The decline in current account deficit (CAD) in January-March on a quarter-on-quarter basis bodes well for the Indian economy, a deputy governor of the central bank said on June 24.
“There is a sequential decline in CAD and this should be noticed because in the foreign exchange market people are betting that the current account deficit has gone haywire and we are losing control,” Michael Patra said at an event in New Delhi.
“But the fact is that CAD in January-March 2022, the quarter of the war, was 1.5 percent of GDP, down from 2.6 percent of GDP the previous quarter,” Patra said “This augurs well for external viability because it is backed by strong merchandise export performance, earnings from computer and business services and a rejuvenation of remittances from Indians working abroad.”
CAD fell to $13.4 billion in January-March 2022 from $22.2 billion in October-December 2021, according to data released by the Reserve Bank of India (RBI) on June 22.
The deficit was $8.1 billion in January-March 2021.
"The sequential decline in CAD in Q4:2021-22 (January-March) was mainly on account of a moderation in trade deficit and lower net outgo of primary income," the central bank had said.
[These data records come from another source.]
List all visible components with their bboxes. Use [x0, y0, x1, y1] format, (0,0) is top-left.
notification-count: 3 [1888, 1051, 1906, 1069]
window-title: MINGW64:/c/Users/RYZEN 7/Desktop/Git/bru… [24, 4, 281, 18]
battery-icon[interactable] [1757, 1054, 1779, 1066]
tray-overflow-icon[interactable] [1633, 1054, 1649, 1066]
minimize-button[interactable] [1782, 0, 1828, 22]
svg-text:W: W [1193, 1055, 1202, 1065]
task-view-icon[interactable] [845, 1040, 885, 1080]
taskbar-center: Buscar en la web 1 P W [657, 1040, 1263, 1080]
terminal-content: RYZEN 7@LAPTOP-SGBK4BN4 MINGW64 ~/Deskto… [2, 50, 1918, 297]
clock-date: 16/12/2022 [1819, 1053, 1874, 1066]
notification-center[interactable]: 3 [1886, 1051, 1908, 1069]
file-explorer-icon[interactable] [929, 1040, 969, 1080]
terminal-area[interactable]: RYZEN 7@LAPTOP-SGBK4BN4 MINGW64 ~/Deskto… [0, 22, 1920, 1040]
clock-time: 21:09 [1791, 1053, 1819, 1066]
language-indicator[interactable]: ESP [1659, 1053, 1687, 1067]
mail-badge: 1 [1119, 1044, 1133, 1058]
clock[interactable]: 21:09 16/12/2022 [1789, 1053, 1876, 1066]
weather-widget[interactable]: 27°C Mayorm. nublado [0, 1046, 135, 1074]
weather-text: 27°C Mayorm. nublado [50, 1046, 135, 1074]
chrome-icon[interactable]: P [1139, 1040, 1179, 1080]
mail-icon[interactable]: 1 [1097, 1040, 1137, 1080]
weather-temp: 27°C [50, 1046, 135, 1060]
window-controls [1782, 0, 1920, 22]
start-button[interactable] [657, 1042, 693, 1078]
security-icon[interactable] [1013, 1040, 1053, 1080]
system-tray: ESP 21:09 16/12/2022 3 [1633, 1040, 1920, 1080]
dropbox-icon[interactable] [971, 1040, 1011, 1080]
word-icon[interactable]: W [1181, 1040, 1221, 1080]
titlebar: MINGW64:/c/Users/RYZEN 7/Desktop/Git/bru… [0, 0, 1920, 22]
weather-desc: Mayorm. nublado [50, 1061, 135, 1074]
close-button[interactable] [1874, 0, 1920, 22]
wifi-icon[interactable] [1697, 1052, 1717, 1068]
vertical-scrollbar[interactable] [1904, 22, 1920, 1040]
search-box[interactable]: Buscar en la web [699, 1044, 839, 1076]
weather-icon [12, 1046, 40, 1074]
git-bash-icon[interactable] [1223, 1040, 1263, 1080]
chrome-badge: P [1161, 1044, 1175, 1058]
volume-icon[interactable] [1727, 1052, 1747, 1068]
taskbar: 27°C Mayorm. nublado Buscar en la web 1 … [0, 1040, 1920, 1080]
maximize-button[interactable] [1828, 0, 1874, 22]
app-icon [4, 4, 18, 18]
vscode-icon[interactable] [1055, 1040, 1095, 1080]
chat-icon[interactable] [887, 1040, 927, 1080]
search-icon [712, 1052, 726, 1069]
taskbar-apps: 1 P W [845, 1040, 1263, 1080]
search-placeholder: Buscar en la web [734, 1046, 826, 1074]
India’s economy, that was hit by the COVID-19 pandemic, is facing headwinds due to the Russia-Ukraine war that has led to a surge in crude oil prices. The nation imports a bulk of its crude oil requirements and a consistent rise in oil prices poses risks to the country’s inflation trajectory, threatens to widen balance of payment deficit and devalue the rupee. The rupee had closed at a record low of 78.39 to the dollar on June 22.
Surging inflation has prompted the RBI-led monetary policy committee to hike the repo rate by a total of 90 basis points in May and June. The minutes of the MPC’s latest meeting showed that the six-member panel is committed to bringing inflation within the RBI’s 2 to 6 percent tolerance band.
Patra said today that foreign exchange earnings are so strong they are mitigating the impact of trade shock from a rise in crude oil prices.Foreign investors are likely to bring in more funds following the repo rate hikes, and the depreciation pressures on rupee will ease gradually, he added.